Neuroimaging or brain imaging is the use of various techniques to either directly or indirectly image the structure, function/pharmacology of the nervous system. It is a relatively new discipline within medicine, neuroscience, and psychology. Neuroimaging utilizes a number of technologies to directly or indirectly produce images of the brain. Each technique is designed to convey distinct types of information, depending on the scientific or medical question at hand. There are different kinds of neuroimaging. Structural imaging offers a vision of the structure of the brain to enable diagnosis of larger-scale diseases, tumours, injuries, and stroke. Functional imaging is used to diagnose smaller tumours and diseases on a finer scale. Functional imaging also allows us to visualize the relationship between activity in certain brain areas and specific mental functions. Functional imaging is often used in neurological and cognitive science research. Given that most ethical dilemmas addressed in this module pertain to functional imaging, henceforth we will primarily concentrate on the applications and implications of technologies such as fMRI, CT, and PET scans.

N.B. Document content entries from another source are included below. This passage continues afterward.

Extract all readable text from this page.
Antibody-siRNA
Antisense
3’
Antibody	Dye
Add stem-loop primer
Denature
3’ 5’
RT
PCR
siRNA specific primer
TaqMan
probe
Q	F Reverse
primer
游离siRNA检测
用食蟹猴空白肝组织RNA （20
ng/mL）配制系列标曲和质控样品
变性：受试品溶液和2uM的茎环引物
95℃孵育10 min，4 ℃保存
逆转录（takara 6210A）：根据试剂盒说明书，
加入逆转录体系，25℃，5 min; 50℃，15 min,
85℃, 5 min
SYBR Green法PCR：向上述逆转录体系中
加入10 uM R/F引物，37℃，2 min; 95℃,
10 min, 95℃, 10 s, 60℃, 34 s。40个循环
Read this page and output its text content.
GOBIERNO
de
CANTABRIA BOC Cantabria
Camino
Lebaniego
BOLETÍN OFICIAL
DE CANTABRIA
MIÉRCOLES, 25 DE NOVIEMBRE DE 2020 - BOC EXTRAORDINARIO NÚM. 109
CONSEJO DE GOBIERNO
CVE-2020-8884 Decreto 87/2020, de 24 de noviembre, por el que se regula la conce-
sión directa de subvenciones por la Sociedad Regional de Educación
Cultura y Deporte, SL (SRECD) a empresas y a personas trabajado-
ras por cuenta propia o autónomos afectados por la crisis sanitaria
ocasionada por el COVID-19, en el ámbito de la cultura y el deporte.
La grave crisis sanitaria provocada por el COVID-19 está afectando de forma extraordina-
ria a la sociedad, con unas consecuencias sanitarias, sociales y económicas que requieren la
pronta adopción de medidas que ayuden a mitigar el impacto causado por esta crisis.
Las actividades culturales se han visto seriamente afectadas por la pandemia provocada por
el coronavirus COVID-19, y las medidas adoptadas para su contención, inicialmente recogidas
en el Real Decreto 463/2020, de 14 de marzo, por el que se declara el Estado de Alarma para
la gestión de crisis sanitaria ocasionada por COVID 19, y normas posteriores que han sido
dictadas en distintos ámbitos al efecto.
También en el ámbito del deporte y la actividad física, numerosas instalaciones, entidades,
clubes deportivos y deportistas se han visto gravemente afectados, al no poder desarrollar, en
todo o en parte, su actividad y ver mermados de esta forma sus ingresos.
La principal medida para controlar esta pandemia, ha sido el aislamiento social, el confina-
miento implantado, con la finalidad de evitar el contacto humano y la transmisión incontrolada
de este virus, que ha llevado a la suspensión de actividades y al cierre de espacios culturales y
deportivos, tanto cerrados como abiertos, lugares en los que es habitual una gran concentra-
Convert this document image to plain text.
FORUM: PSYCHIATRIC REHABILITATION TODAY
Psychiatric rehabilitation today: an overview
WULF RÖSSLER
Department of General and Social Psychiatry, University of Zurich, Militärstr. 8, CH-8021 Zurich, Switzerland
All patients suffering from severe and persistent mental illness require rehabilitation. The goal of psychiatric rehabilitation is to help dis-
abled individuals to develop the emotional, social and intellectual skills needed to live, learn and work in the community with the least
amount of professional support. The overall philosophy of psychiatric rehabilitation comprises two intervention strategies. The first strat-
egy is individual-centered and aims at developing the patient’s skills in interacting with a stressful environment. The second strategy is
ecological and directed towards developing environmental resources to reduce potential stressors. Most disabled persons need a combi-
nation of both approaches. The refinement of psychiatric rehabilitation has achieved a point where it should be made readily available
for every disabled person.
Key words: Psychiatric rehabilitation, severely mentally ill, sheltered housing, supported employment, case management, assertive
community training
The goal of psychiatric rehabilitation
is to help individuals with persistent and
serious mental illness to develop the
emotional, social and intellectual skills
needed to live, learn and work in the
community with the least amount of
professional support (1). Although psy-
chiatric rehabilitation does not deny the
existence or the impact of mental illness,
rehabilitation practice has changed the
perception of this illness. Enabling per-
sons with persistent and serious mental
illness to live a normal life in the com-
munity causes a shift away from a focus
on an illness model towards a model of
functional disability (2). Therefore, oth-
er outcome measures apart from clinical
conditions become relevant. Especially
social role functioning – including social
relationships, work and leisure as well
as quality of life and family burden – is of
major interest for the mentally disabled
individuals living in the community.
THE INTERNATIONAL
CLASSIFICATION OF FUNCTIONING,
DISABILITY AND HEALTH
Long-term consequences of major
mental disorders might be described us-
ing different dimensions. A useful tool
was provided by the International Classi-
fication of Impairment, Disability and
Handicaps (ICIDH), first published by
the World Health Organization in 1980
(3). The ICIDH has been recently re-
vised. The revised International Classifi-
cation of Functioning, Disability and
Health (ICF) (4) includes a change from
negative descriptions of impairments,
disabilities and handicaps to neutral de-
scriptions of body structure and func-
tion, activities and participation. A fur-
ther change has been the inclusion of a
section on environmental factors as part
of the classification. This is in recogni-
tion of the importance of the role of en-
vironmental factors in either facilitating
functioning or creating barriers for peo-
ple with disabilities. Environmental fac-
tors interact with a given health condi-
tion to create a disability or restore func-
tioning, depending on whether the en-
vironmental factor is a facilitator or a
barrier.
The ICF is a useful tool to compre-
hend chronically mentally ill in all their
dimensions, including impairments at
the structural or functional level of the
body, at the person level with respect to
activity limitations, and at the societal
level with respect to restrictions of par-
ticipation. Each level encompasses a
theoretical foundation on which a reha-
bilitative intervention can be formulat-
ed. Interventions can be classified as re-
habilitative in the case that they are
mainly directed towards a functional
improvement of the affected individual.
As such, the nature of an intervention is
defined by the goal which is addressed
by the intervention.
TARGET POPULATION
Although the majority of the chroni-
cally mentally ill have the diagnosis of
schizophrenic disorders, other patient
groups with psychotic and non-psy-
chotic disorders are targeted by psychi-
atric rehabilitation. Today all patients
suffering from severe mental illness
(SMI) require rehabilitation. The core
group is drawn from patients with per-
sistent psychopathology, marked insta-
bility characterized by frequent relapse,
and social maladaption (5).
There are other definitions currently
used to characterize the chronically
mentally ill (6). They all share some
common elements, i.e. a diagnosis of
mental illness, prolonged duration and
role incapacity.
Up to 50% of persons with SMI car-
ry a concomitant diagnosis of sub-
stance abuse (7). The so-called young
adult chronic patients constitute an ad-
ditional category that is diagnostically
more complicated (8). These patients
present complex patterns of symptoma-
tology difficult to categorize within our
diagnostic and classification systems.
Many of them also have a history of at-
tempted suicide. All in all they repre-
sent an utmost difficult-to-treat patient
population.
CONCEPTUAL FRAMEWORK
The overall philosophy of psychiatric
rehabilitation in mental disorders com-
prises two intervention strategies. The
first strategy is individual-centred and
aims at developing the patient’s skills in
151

Alzheimer's disease is a neurological disorder in which the death of brain cells causes memory loss and cognitive decline. A neurodegenerative type of dementia, the disease starts mild and gets progressively worse destroying memory and other important mental functions. The total brain size shrinks with Alzheimer's - the tissue has progressively fewer nerve cells and connections. It is the most common cause of dementia in older adults; a neurodegenerative disease characterized by the gradual loss of cognitive ability in association with the neuropathological findings of abnormal protein aggregates (neuritic plaques and neurofibrillary tangles) and neuron loss in the cerebral cortex.
Parkinsonism complex of symptoms including resting tremor, bradykinesia/akinesia, rigidity, and postural instability that are due to striatal dopamine deficiency or reduced function; may be seen in a variety of neurodegenerative disorders including idiopathic Parkinson’s disease (PD) which is a long-term degenerative disorder of the central nervous system that mainly affects the motor system, Lewy body dementia, corticobasal degeneration, progressive supranuclear palsy, multisystems atrophy. Parkinson's disease can cause neuropsychiatric disturbances, which can range from mild to severe. This includes disorders of speech, cognition, mood, behaviour, and thought. Cognitive disturbances can occur in the early stages of the disease and sometimes prior to diagnosis, and increase in prevalence with duration of the disease.
Epilepsy is a chronic brain disorder of various causes characterized by recurrent unprovoked seizures. Epilepsy is a chronic disorder that causes unprovoked, recurrent seizures. A seizure is a sudden rush of electrical activity in the brain. There are two main types of seizures. Generalized seizures affect the whole brain. Focal, or partial seizures, affect just one part of the brain. A mild seizure may be difficult to recognize. It can last a few seconds during which you lack awareness. Stronger seizures can cause spasms and uncontrollable muscle twitches, and can last a few seconds to several minutes. During a stronger seizure, some people become confused or lose consciousness. Afterward they may have no memory of it happening.